At home, we’re settling into a more normal routine and the boys are getting more comfortable with life as we know it. They’re getting used to a regular bedtime, are taking baths (more) regularly, and are eating more American type of foods in addition to their own KZ favorites. (They’ve both discovered peanut butter sandwiches and are quite smitten.) They’re enjoying TV, movie, and videogame privileges as long as they follow our limits…and they’ve both earned brand new Nintendo DS systems with improved behavior at school and at home. They’re consuming enough fresh fruit that I wish I owned a produce stand…I’m going through 3-4 pounds of grapes a day, not to mention multiple pounds of bananas, apples, and pears, not to mention 5 dozen eggs and 4 gallons of milk a week…no, eating isn’t a problem. They really like some of our family events like our weekly movie night. This past Sunday, we all settled down in the family room to watch a Jackie Chan movie which had so much action that the language barrier wasn’t a problem. We snuggled under blankets and curled up with the dogs…and it was pretty darn normal. All the kids are playing well together and the language barrier is falling…the boys are trying out more English phrases each day and Kate, Tanya and Max are using more Russian again. We have a lot of dancing, singing, pillow fights, and horseplay and a lot of laughter. (OK, we also have bickering over the TV channels…but that just tells me that all 5 of the kids are really bonding as siblings!) Kate summed it up best when she said that our family now feels complete…and in spite of our minor ups and downs (arrrggghhhh, the toilet seat/missing the toilet completely issues!!!)…I totally agree.

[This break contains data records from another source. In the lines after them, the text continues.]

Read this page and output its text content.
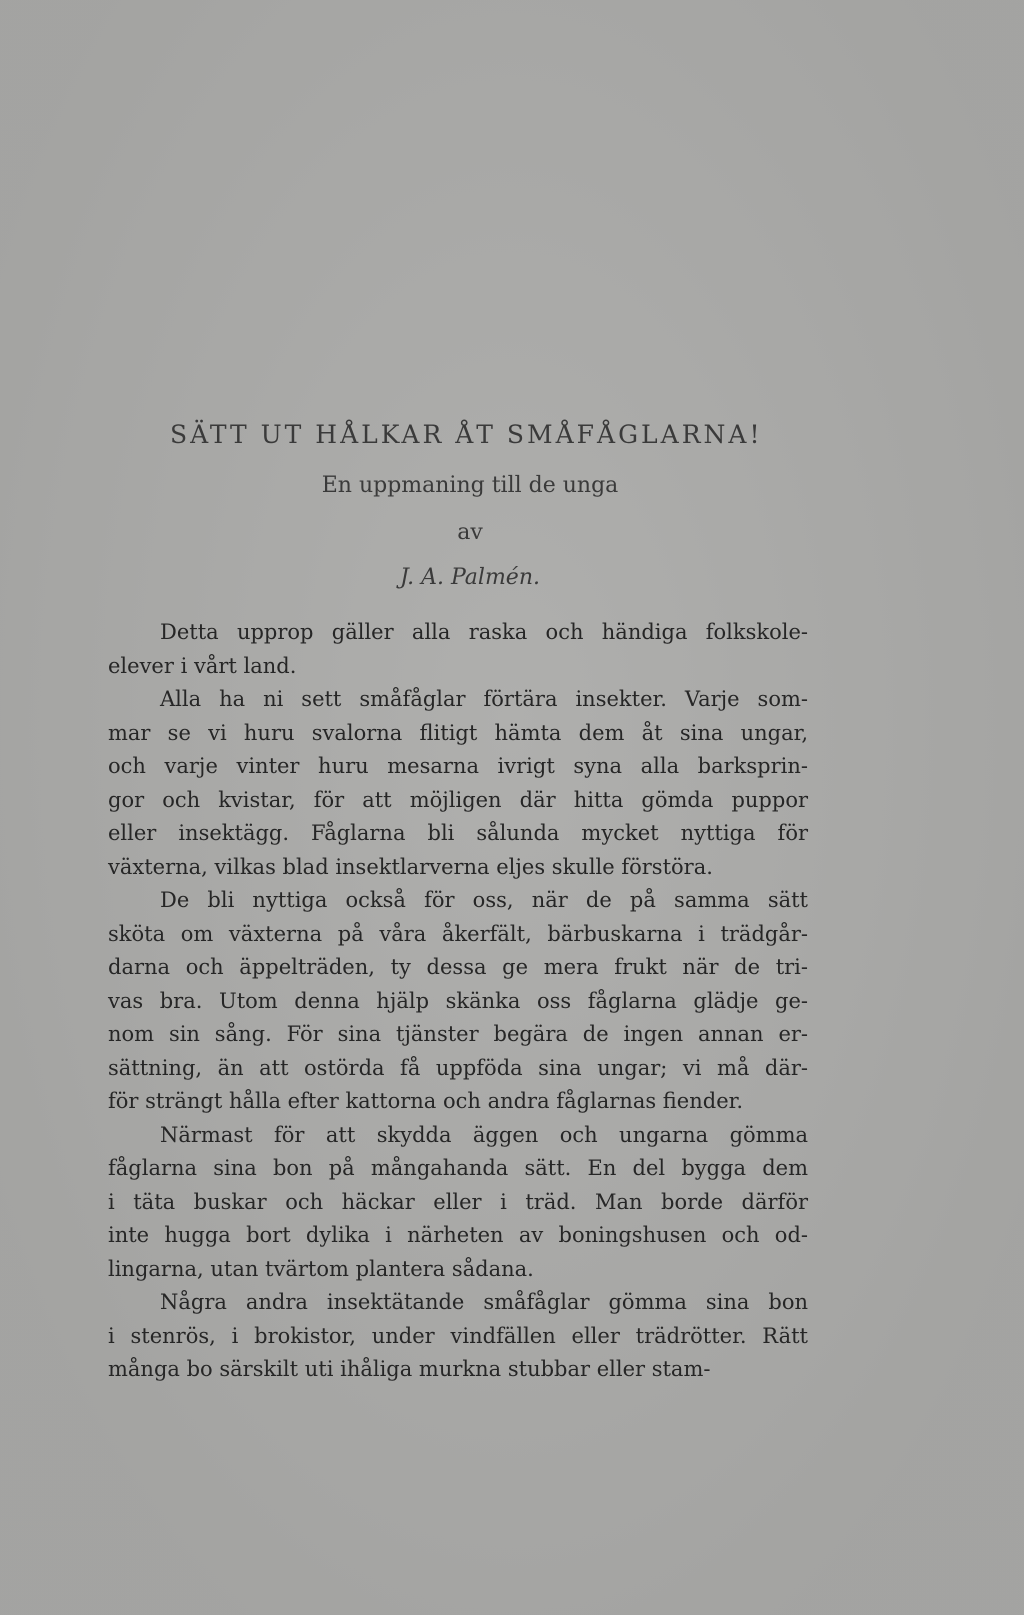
SÄTT UT HÅLKAR ÅT SMÅFÅGLARNA!
En uppmaning till de unga
av
J. A. Palmén.
Detta upprop gäller alla raska och händiga folkskole-
elever i vårt land.
Alla ha ni sett småfåglar förtära insekter. Varje som-
mar se vi huru svalorna flitigt hämta dem åt sina ungar,
och varje vinter huru mesarna ivrigt syna alla barksprin-
gor och kvistar, för att möjligen där hitta gömda puppor
eller insektägg. Fåglarna bli sålunda mycket nyttiga för
växterna, vilkas blad insektlarverna eljes skulle förstöra.
De bli nyttiga också för oss, när de på samma sätt
sköta om växterna på våra åkerfält, bärbuskarna i trädgår-
darna och äppelträden, ty dessa ge mera frukt när de tri-
vas bra. Utom denna hjälp skänka oss fåglarna glädje ge-
nom sin sång. För sina tjänster begära de ingen annan er-
sättning, än att ostörda få uppföda sina ungar; vi må där-
för strängt hålla efter kattorna och andra fåglarnas fiender.
Närmast för att skydda äggen och ungarna gömma
fåglarna sina bon på mångahanda sätt. En del bygga dem
i täta buskar och häckar eller i träd. Man borde därför
inte hugga bort dylika i närheten av boningshusen och od-
lingarna, utan tvärtom plantera sådana.
Några andra insektätande småfåglar gömma sina bon
i stenrös, i brokistor, under vindfällen eller trädrötter. Rätt
många bo särskilt uti ihåliga murkna stubbar eller stam-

As for Mom and Dad…the past 3 months and 3 trips to Kazakhstan have taken their toll. Craig and I are both mentally and physically exhausted, stressed in many ways, and financially nervous due to the state of the economy. Craig used all of his leave time on our adoption trips and is really busy catching up at work now so he can’t take any time off. I’m at home each day but so busy that I’m desperately trying to figure out how to fit in work on my consulting contract while still being available for all of the kids’ needs. Don’t get me wrong, we’re really OK…but we could sure use a vacation about now…and that just isn’t in the cards before summer. (At the moment, we’d settle for a babysitter so we could go out for dinner some time!)
Oh, and did I mention that it’s winter vacation week here in Massachusetts? The kids are off from school until next Monday…so far, they’ve been to the YMCA for 2 days of camp and we have some other fun activities planned…but it’s raining today and Kate and Max both have orthodontist appointments. I can hear the whining already….no, wait, that’s me…is it Monday yet?
OK, let’s review our current vacation week situation. We have 5 bored kids, Mom going crazy, trips to the orthodontist, non-stop eating, too much laundry, muddy shoes and paw prints from too much rain, teenagers who want to stay up too late and then sleep until 10am and pre-teens who want to be teenagers. Sounds pretty normal, doesn’t it? In spite of our fatigue and our adjustments, we still have to smile…we’ve waited two years for this and it’s finally here. Welcome to real life in our family of 7…more ups than downs, more good than bad…and it’s getting better each day. We’re so lucky to have pulled off this miracle!